Most importantly, this is false:

this must be fulfilled: μ1(?unbound) = μ2(?unbound)

because μ1(v) = μ2(v) applies to all (and only) variables which are both in the domain of μ1 and in the domain of μ2. ?unbound is not in the domain of μ1. It is not mapped by μ1. Again, having no value for ?unbound is not the same as mapping it to some special null value.

"the undefined value is equal to any value" also isn't quite what the semantics says. If you have no value, you cannot technical speak of it being equal to something or not. You need to have 2 values to determine equality.

Best,
Pavel

Hmm alright, let me try to reduce the discussion to the core.

  • Your interpretation:

    • An unbound value means that the μ1(v) mapping is not in the domain (dom(μ1)) of the solution mapping. This means, that no μ1(?unbound) = μ2(?unbound) check takes place
  • My interpretation

    • A μ1(v) mapping is always part of the domain of the solution mapping, leading possibly to an undefined/unbound value. This means, μ1(?unbound) exists and is empty/undefined/unbound (meaning that it maps to an undefined RDF term), which cannot be equal to a defined one (μ2(?unbound))

I think that in the current state of the specification, your interpretation seems indeed to be the correct one, since the definition of μ(v) does not point to the concept of "an undefined/empty RDF term t". I'm still though inclined to think that this is an error in the specification (and as you also said, real usage e.g. of OPTIONAL follows this intuition).

I will start a discussion in the SPARQL 1.2 community group to improve the specification of the expected behaviour.

@pavel Many thanks for your patience and support! :slight_smile:

Right, this is the difference. But before you propose the change, let me ask if you want these two queries:

# Q1
select * {
values (?x ?y) { (<urn:s> UNDEF) }
values (?y ?z) { (<urn:o> 1) (<urn:t> 2) }
}

and

# Q2
select * {
values ?x { <urn:s> }
values (?y ?z) { (<urn:o> 1) (<urn:t> 2) }
}

to return the same or different results? This is based on whether all in-scope variables are always in the domain or simply all query's variables are in the domain. The choice is actually important for what optimiser can and cannot do to the query under your semantics.

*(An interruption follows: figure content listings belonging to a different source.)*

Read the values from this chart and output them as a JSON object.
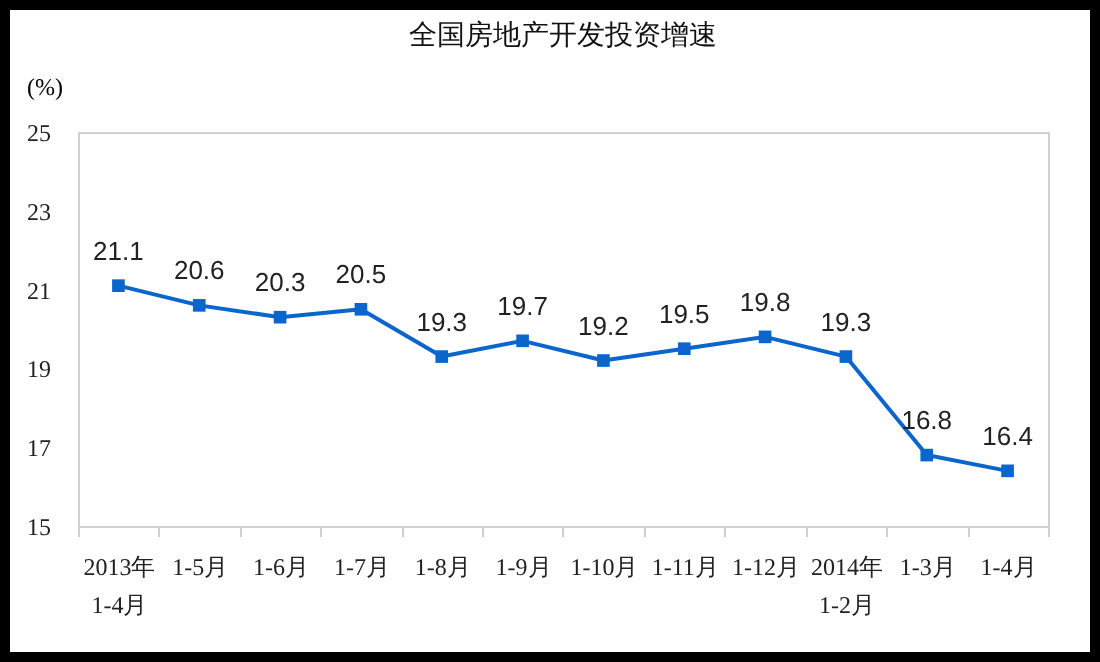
{
  "chart_data": {
    "type": "line",
    "title": "全国房地产开发投资增速",
    "ylabel": "(%)",
    "categories": [
      "2013年\n1-4月",
      "1-5月",
      "1-6月",
      "1-7月",
      "1-8月",
      "1-9月",
      "1-10月",
      "1-11月",
      "1-12月",
      "2014年\n1-2月",
      "1-3月",
      "1-4月"
    ],
    "series": [
      {
        "color": "#0a66cc",
        "values": [
          21.1,
          20.6,
          20.3,
          20.5,
          19.3,
          19.7,
          19.2,
          19.5,
          19.8,
          19.3,
          16.8,
          16.4
        ]
      }
    ],
    "ylim": [
      15,
      25
    ],
    "yticks": [
      15,
      17,
      19,
      21,
      23,
      25
    ],
    "grid": false,
    "legend": false,
    "marker": "square",
    "line_style": "solid",
    "data_labels": true
  }
}
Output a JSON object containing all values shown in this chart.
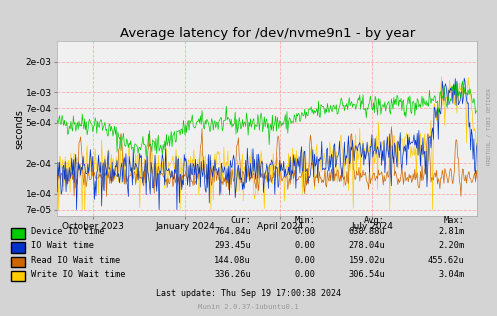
{
  "title": "Average latency for /dev/nvme9n1 - by year",
  "ylabel": "seconds",
  "background_color": "#d4d4d4",
  "plot_bg_color": "#f0f0f0",
  "grid_color": "#ffaaaa",
  "title_fontsize": 9.5,
  "legend_labels": [
    "Device IO time",
    "IO Wait time",
    "Read IO Wait time",
    "Write IO Wait time"
  ],
  "legend_colors": [
    "#00cc00",
    "#0033cc",
    "#cc6600",
    "#ffcc00"
  ],
  "line_colors": [
    "#00cc00",
    "#0033cc",
    "#cc6600",
    "#ffcc00"
  ],
  "stats_headers": [
    "Cur:",
    "Min:",
    "Avg:",
    "Max:"
  ],
  "stats_values": [
    [
      "764.84u",
      "0.00",
      "638.88u",
      "2.81m"
    ],
    [
      "293.45u",
      "0.00",
      "278.04u",
      "2.20m"
    ],
    [
      "144.08u",
      "0.00",
      "159.02u",
      "455.62u"
    ],
    [
      "336.26u",
      "0.00",
      "306.54u",
      "3.04m"
    ]
  ],
  "footer": "Last update: Thu Sep 19 17:00:38 2024",
  "munin_version": "Munin 2.0.37-1ubuntu0.1",
  "ytick_vals": [
    7e-05,
    0.0001,
    0.0002,
    0.0005,
    0.0007,
    0.001,
    0.002
  ],
  "ytick_labels": [
    "7e-05",
    "1e-04",
    "2e-04",
    "5e-04",
    "7e-04",
    "1e-03",
    "2e-03"
  ],
  "ymin": 6e-05,
  "ymax": 0.0032,
  "xtick_labels": [
    "October 2023",
    "January 2024",
    "April 2024",
    "July 2024"
  ],
  "xtick_pos": [
    0.085,
    0.305,
    0.53,
    0.75
  ],
  "right_label": "RRDTOOL / TOBI OETIKER",
  "seed": 42
}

Well, in the same lines as my previous answer, imo:

  • In order to be consistent with your interpretation, both queries should return the same results (urn:s,urn:o,1 and urn:s,urn:t,2), since unbound variables (in this case ?y) are not in the domain
  • In order to be consistent with my interpretation, the queries should return different results (the first one, would return an empty result, the second would return the results urn:s,urn:o,1 and urn:s,urn:t,2, since all variables (even if unbound as is ?y) are in the domain

(And just as in my previous answer, I like the second one better, but over anything I prefer consistency)

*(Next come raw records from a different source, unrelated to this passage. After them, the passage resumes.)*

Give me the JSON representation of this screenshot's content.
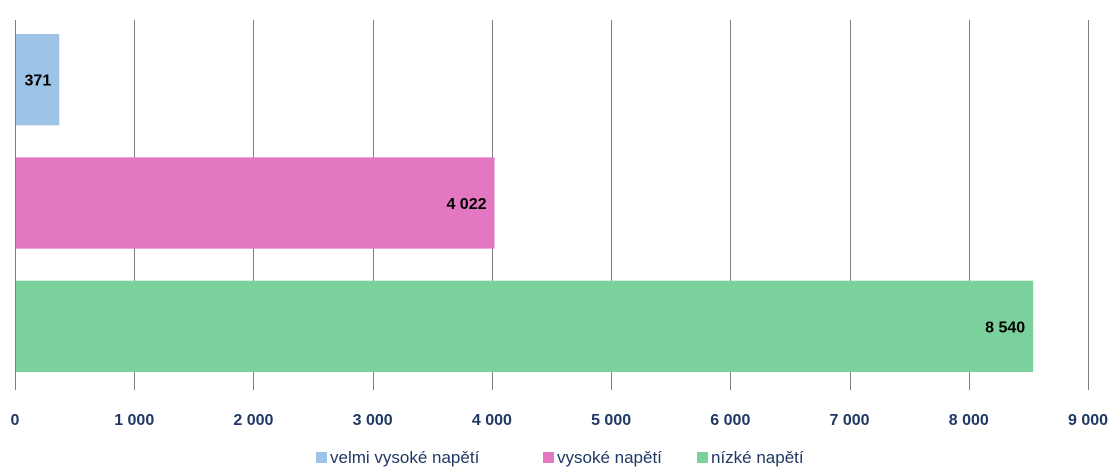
{
  "chart_data": {
    "type": "bar",
    "orientation": "horizontal",
    "categories": [
      "velmi vysoké napětí",
      "vysoké napětí",
      "nízké napětí"
    ],
    "values": [
      371,
      4022,
      8540
    ],
    "data_labels": [
      "371",
      "4 022",
      "8 540"
    ],
    "colors": [
      "#9dc3e6",
      "#e377c2",
      "#7bd19b"
    ],
    "xlim": [
      0,
      9000
    ],
    "xticks": [
      0,
      1000,
      2000,
      3000,
      4000,
      5000,
      6000,
      7000,
      8000,
      9000
    ],
    "xtick_labels": [
      "0",
      "1 000",
      "2 000",
      "3 000",
      "4 000",
      "5 000",
      "6 000",
      "7 000",
      "8 000",
      "9 000"
    ],
    "grid": "vertical",
    "legend": {
      "placement": "bottom",
      "entries": [
        "velmi vysoké napětí",
        "vysoké napětí",
        "nízké napětí"
      ]
    }
  }
}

OK, agreed, but then, if you really want to distinguish UNDEF (or null) from no value, and treat it as a first-class RDF term, you need to specify what happens in other situations where the SPARQL semantics says something about a variable having no value. For example, cases like BIND(expression as ?x). Currently an error raised during evaluation of expression means ?x is unbound, i.e. no value, not in the domain of the solution. Now, under your proposal, there's a choice of no value vs UNDEF.

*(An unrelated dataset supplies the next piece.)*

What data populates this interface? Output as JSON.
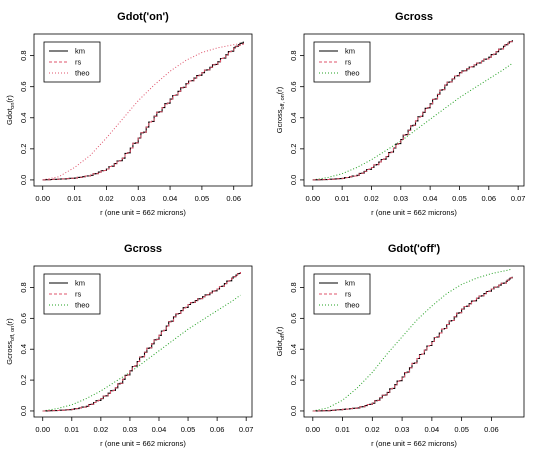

Same for filters, say, there's FILTER(?x = expression). Currently, if the optimizer can statically figure out that ?x cannot be bound (or that expression would always evaluate to error), it can just remove the whole graph pattern under that filter since it won't produce solutions. If you start using UNDEF there, it won't be possible because the other operand of the equality can be evaluated to UNDEF too, and then the filter can succeed. You can maybe work around it by still using the unbound value semantics for expression evaluation but only using UNDEF for OPTIONALs, but it can quickly get hairy given the semantics of FILTERs in OPTIONALs.